La montagne de la régulation européenne des grandes plateformes comprend deux versants. Le premier, c'est le Digital Markets Act (DMA), ou encore la législation sur les marchés numériques qui a abouti à un accord fin mars, avec une mise en œuvre prévue au début de l'année prochaine.
L'autre versant, que les institutions européennes viennent tout juste de grimper, c'est le Digital Services Act (DSA), autrement dit la législation sur les services numériques. Un accord a en effet été trouvé dans la nuit de vendredi à samedi, au terme d'un ultime trilogue entre la Commission, le Parlement et le Conseil.
Si le DMA fixe de nouvelles règles pour encadrer les pratiques des contrôleurs d'accès — ce qui va profondément bouleverser le modèle économique de l'App Store et de l'iPhone —, le DSA fixe les responsabilités des plateformes sur les questions de désinformation et de manipulation en les forçant à jouer le jeu de la transparence et du contrôle démocratique.
Dans le détail, des mécanismes de suppression de contenus illicites vont être mis en place : les consommateurs pourront plus facilement signaler ce type de contenus. Après signalement, les plateformes devront rapidement supprimer les produits, services et contenus illégaux. Les consommateurs auront aussi la possibilité de contester les décisions de modération des plateformes. Ces dernières devront également faire la transparence sur les algorithmes utilisés pour leurs recommandations.
Le DSA contient aussi une disposition visant à améliorer la traçabilité des vendeurs sur les marketplaces, l'objectif étant de repérer ceux qui écoulent des marchandises illicites. Enfin, le texte créé un nouveau comité européen des services numériques, une structure de contrôle pour « remédier à la complexité de l'espace en ligne ».

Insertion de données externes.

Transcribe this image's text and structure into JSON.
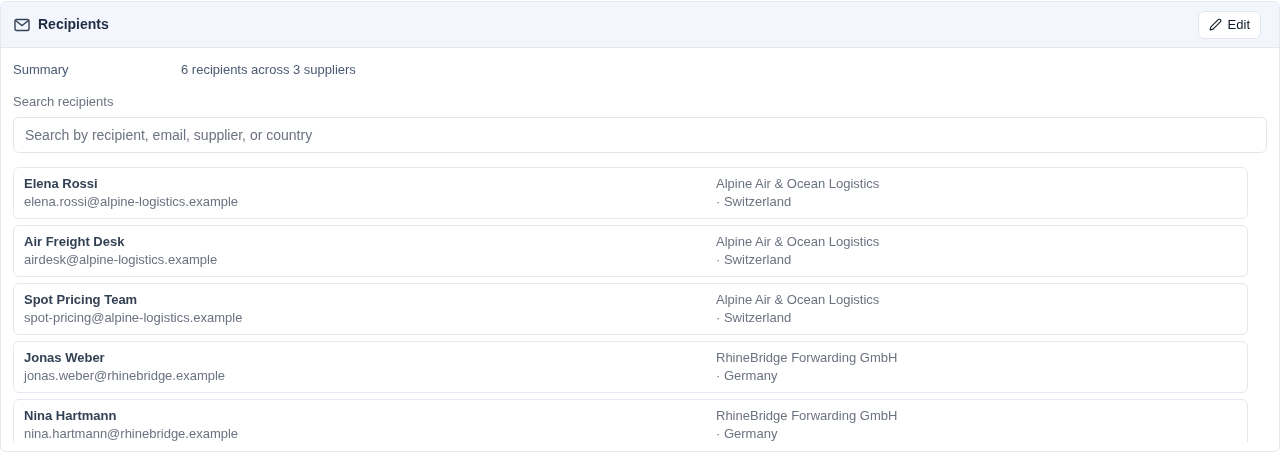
{
  "panel": {
    "title": "Recipients",
    "edit_button": "Edit"
  },
  "summary": {
    "label": "Summary",
    "value": "6 recipients across 3 suppliers"
  },
  "search": {
    "label": "Search recipients",
    "placeholder": "Search by recipient, email, supplier, or country"
  },
  "recipients": [
    {
      "name": "Elena Rossi",
      "email": "elena.rossi@alpine-logistics.example",
      "supplier": "Alpine Air & Ocean Logistics",
      "country": "· Switzerland"
    },
    {
      "name": "Air Freight Desk",
      "email": "airdesk@alpine-logistics.example",
      "supplier": "Alpine Air & Ocean Logistics",
      "country": "· Switzerland"
    },
    {
      "name": "Spot Pricing Team",
      "email": "spot-pricing@alpine-logistics.example",
      "supplier": "Alpine Air & Ocean Logistics",
      "country": "· Switzerland"
    },
    {
      "name": "Jonas Weber",
      "email": "jonas.weber@rhinebridge.example",
      "supplier": "RhineBridge Forwarding GmbH",
      "country": "· Germany"
    },
    {
      "name": "Nina Hartmann",
      "email": "nina.hartmann@rhinebridge.example",
      "supplier": "RhineBridge Forwarding GmbH",
      "country": "· Germany"
    }
  ]
}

En résumé, le DSA vise au renforcement du contrôle des utilisateurs et de la puissance publique sur les plateformes pour les contenus publiés en ligne. Thierry Breton, le commissaire européen au Marché intérieur, avait expliqué lors de la présentation du texte, en décembre 2020, que « ce qui est interdit dans le monde réel l'est également dans le monde virtuel », soit (liste non exhaustive) les discours haineux, la pédopornographie, mais aussi la vente de produits contrefaits.
Qui est concerné ?
Cette législation va s'appliquer sur les très grandes plateformes en ligne qui atteignent plus de 10 % des 450 millions de consommateurs en Europe, et qui présentent des risques de diffusion de contenus illicites ou pouvant constituer des « dommages sociétaux ». On peut penser à Facebook et probablement Twitter.
Ces très grandes plateformes ont des obligations plus strictes, en proportion des risques sociétaux qu'elles font peser en diffusant du contenu haineux ou de la désinformation. Des audits auront lieu chaque année. Elles devront aussi proposer une option d'affichage du contenu qui ne soit pas basée sur le profil de l'utilisateur.
Les plateformes en ligne qui réunissent vendeurs et consommateurs sont également dans la cible : Amazon bien sûr, mais aussi les boutiques d'applications, les plateformes de réseaux sociaux et celles de l'économie collaborative. Il faudra voir ce que le DSA peut changer concrètement pour l'App Store et le Play Store, par exemple pour la chasse aux contenus illicites, les obligations de retrait ainsi que la transparence sur les algorithmes.
Les plateformes devront faire en sorte que les procédures de désabonnements soient aussi simples que de s'abonner. Les manipulations d'interface (« dark patterns ») sont elles aussi prohibées : les entreprises ne doivent pas mettre en avant leurs services par rapport à ceux des concurrents.
Les services d'hébergement en ligne et infonuagique sont aussi concernés, tout comme les « services intermédiaires » qui proposent des infrastructures de réseau, autrement dit les fournisseurs d'accès à internet et les bureaux d'enregistrement de noms de domaine.
À l'instar du DMA dont les amendes sont particulièrement salées (10 % du chiffre d'affaires annuel mondial), les sanctions contre les entreprises qui ne respecteraient pas les règles du DSA sont élevées. Elles pourront en effet représenter jusqu'à 6 % des revenus annuels, ce qui peut se monter à 26 milliards d'euros pour Amazon, ou encore 14 milliards pour Google !
Cet accord n'est pas l'épilogue du DSA. Il faut maintenant que le texte soit examiné par des avocats et soit correctement traduit dans les langues de l'Union. Ensuite, le Parlement et le Conseil donneront leur feu vert. Le DSA sera actif 20 jours après sa publication dans le Journal Officiel de l'UE, mais les règles à proprement parler ne seront pas mises en œuvre avant 15 mois.
Une délégation de la commission au marché intérieur se rendra du 23 au 27 mai dans la Silicon Valley pour visiter Meta, Google, Apple et les autres pour discuter du DSA et des autres dispositions inscrites dans le DMA.